The court's analysis actually goes beyond PUSA's disputes with Horner. For precedential purposes, the court's analysis recognizes an endemic conflict. From New York City to Houston, federal courts are grappling with the fiduciary performance of officers and directors of failed companies. See, e.g., Mitchell Pacelle, Enron Investors Question Roles of Big Banks, Wall St. J., Apr. 5, 2002, at C1 (citing SEC's opinion that public interest served by an independent fiduciary rather than creditor's committee lawyers to examine Enron's assets). In this climate, as a matter of public policy, a former officer or director of a debtor should not serve on a creditors committee. Necessarily, creditors committees will analyze the performance of former officers and directors. The officers and directors will have a natural tendency to steer the focus of the committee from their performance. Where officers and directors have received substantial sums of money within a state or federal law avoidance period, the officers and directors will have a natural tendency to attempt to retain the transfers and clear their names. In addition, the former officers and directors will be a source of information for the administration of the bankruptcy estate and the negotiation of a Chapter 11 plan. Creditors will normally adduce that information through the formal discovery of Bankruptcy Rule 2004. The inherent conflicts of this situation cannot be avoided by the officer or director abstaining from committee participation when issues pertaining to his performance or transfers to him emerge. Rather, the conflict, stemming from the officer and director's position as a fiduciary, implicate the fiduciary nature of the committee position. As a matter of public policy, the officer or director should not be a member of the committee.
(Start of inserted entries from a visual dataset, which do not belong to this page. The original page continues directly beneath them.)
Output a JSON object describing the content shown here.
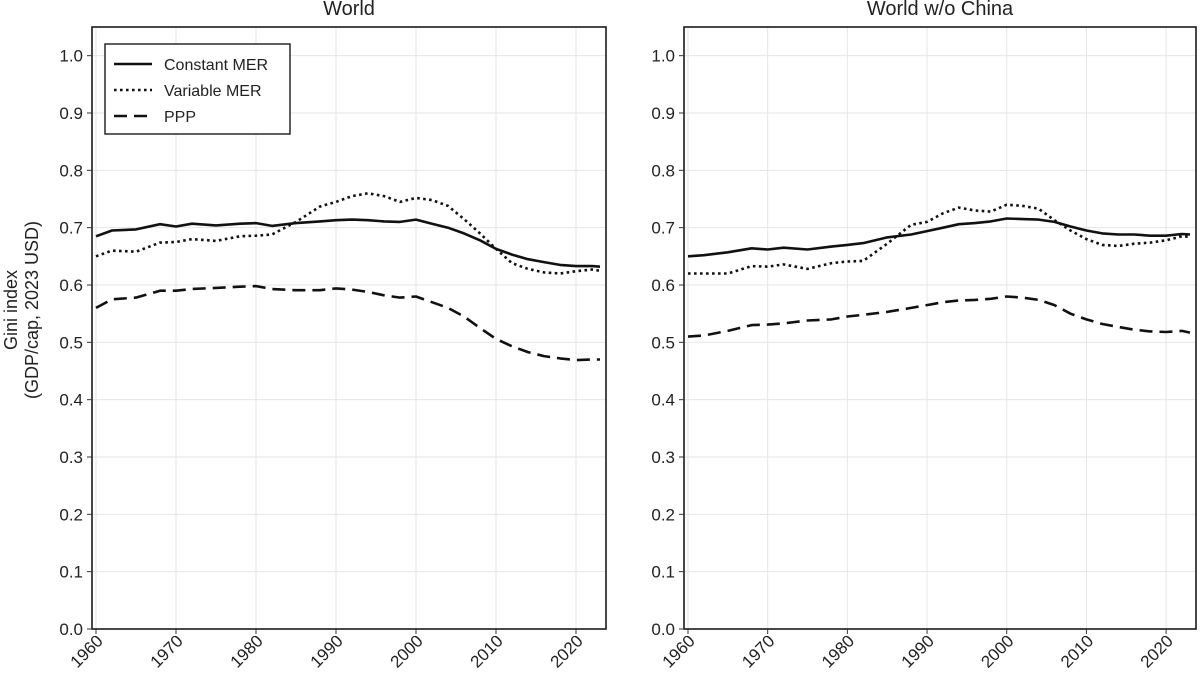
{
  "chart_data": [
    {
      "type": "line",
      "title": "World",
      "ylabel_line1": "Gini index",
      "ylabel_line2": "(GDP/cap, 2023 USD)",
      "xlabel": "",
      "xlim": [
        1960,
        2023
      ],
      "ylim": [
        0.0,
        1.05
      ],
      "xticks": [
        "1960",
        "1970",
        "1980",
        "1990",
        "2000",
        "2010",
        "2020"
      ],
      "yticks": [
        "0.0",
        "0.1",
        "0.2",
        "0.3",
        "0.4",
        "0.5",
        "0.6",
        "0.7",
        "0.8",
        "0.9",
        "1.0"
      ],
      "grid": true,
      "legend_position": "top-left",
      "x": [
        1960,
        1962,
        1965,
        1968,
        1970,
        1972,
        1975,
        1978,
        1980,
        1982,
        1985,
        1988,
        1990,
        1992,
        1994,
        1996,
        1998,
        2000,
        2002,
        2004,
        2006,
        2008,
        2010,
        2012,
        2014,
        2016,
        2018,
        2020,
        2022,
        2023
      ],
      "series": [
        {
          "name": "Constant MER",
          "style": "solid",
          "values": [
            0.685,
            0.695,
            0.697,
            0.706,
            0.702,
            0.707,
            0.704,
            0.707,
            0.708,
            0.703,
            0.708,
            0.711,
            0.713,
            0.714,
            0.713,
            0.711,
            0.71,
            0.714,
            0.707,
            0.7,
            0.69,
            0.678,
            0.663,
            0.653,
            0.645,
            0.64,
            0.635,
            0.633,
            0.633,
            0.632
          ]
        },
        {
          "name": "Variable MER",
          "style": "dotted",
          "values": [
            0.65,
            0.66,
            0.658,
            0.674,
            0.675,
            0.68,
            0.677,
            0.685,
            0.686,
            0.688,
            0.71,
            0.737,
            0.745,
            0.755,
            0.76,
            0.755,
            0.745,
            0.752,
            0.748,
            0.738,
            0.715,
            0.69,
            0.663,
            0.638,
            0.628,
            0.622,
            0.62,
            0.624,
            0.627,
            0.625
          ]
        },
        {
          "name": "PPP",
          "style": "dashed",
          "values": [
            0.56,
            0.575,
            0.578,
            0.59,
            0.59,
            0.593,
            0.595,
            0.597,
            0.598,
            0.593,
            0.591,
            0.591,
            0.594,
            0.592,
            0.588,
            0.582,
            0.578,
            0.58,
            0.57,
            0.56,
            0.545,
            0.525,
            0.506,
            0.493,
            0.483,
            0.476,
            0.472,
            0.469,
            0.47,
            0.47
          ]
        }
      ]
    },
    {
      "type": "line",
      "title": "World w/o China",
      "xlabel": "",
      "xlim": [
        1960,
        2023
      ],
      "ylim": [
        0.0,
        1.05
      ],
      "xticks": [
        "1960",
        "1970",
        "1980",
        "1990",
        "2000",
        "2010",
        "2020"
      ],
      "yticks": [
        "0.0",
        "0.1",
        "0.2",
        "0.3",
        "0.4",
        "0.5",
        "0.6",
        "0.7",
        "0.8",
        "0.9",
        "1.0"
      ],
      "grid": true,
      "x": [
        1960,
        1962,
        1965,
        1968,
        1970,
        1972,
        1975,
        1978,
        1980,
        1982,
        1985,
        1988,
        1990,
        1992,
        1994,
        1996,
        1998,
        2000,
        2002,
        2004,
        2006,
        2008,
        2010,
        2012,
        2014,
        2016,
        2018,
        2020,
        2022,
        2023
      ],
      "series": [
        {
          "name": "Constant MER",
          "style": "solid",
          "values": [
            0.65,
            0.652,
            0.657,
            0.664,
            0.662,
            0.665,
            0.662,
            0.667,
            0.67,
            0.673,
            0.683,
            0.688,
            0.694,
            0.7,
            0.706,
            0.708,
            0.711,
            0.716,
            0.715,
            0.714,
            0.71,
            0.702,
            0.695,
            0.69,
            0.688,
            0.688,
            0.686,
            0.686,
            0.689,
            0.688
          ]
        },
        {
          "name": "Variable MER",
          "style": "dotted",
          "values": [
            0.62,
            0.62,
            0.62,
            0.633,
            0.632,
            0.636,
            0.628,
            0.638,
            0.641,
            0.642,
            0.672,
            0.705,
            0.71,
            0.725,
            0.735,
            0.73,
            0.728,
            0.74,
            0.738,
            0.733,
            0.713,
            0.695,
            0.68,
            0.67,
            0.668,
            0.672,
            0.674,
            0.678,
            0.685,
            0.684
          ]
        },
        {
          "name": "PPP",
          "style": "dashed",
          "values": [
            0.51,
            0.512,
            0.52,
            0.53,
            0.531,
            0.533,
            0.538,
            0.54,
            0.545,
            0.548,
            0.553,
            0.56,
            0.565,
            0.57,
            0.573,
            0.574,
            0.576,
            0.58,
            0.578,
            0.574,
            0.565,
            0.55,
            0.54,
            0.532,
            0.527,
            0.522,
            0.519,
            0.518,
            0.52,
            0.517
          ]
        }
      ]
    }
  ]
}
Consequently, the court concludes that the United States Trustee acted arbitrarily and capriciously by refusing to remove Horner from the committee. Accordingly,
IT IS ORDERED that the motion to remove Larry Horner as a member of the Official Committee of Unsecured Creditors is GRANTED.
IT IS FURTHER ORDERED that Larry Horner is removed as a member of the committee, effective upon entry of this order.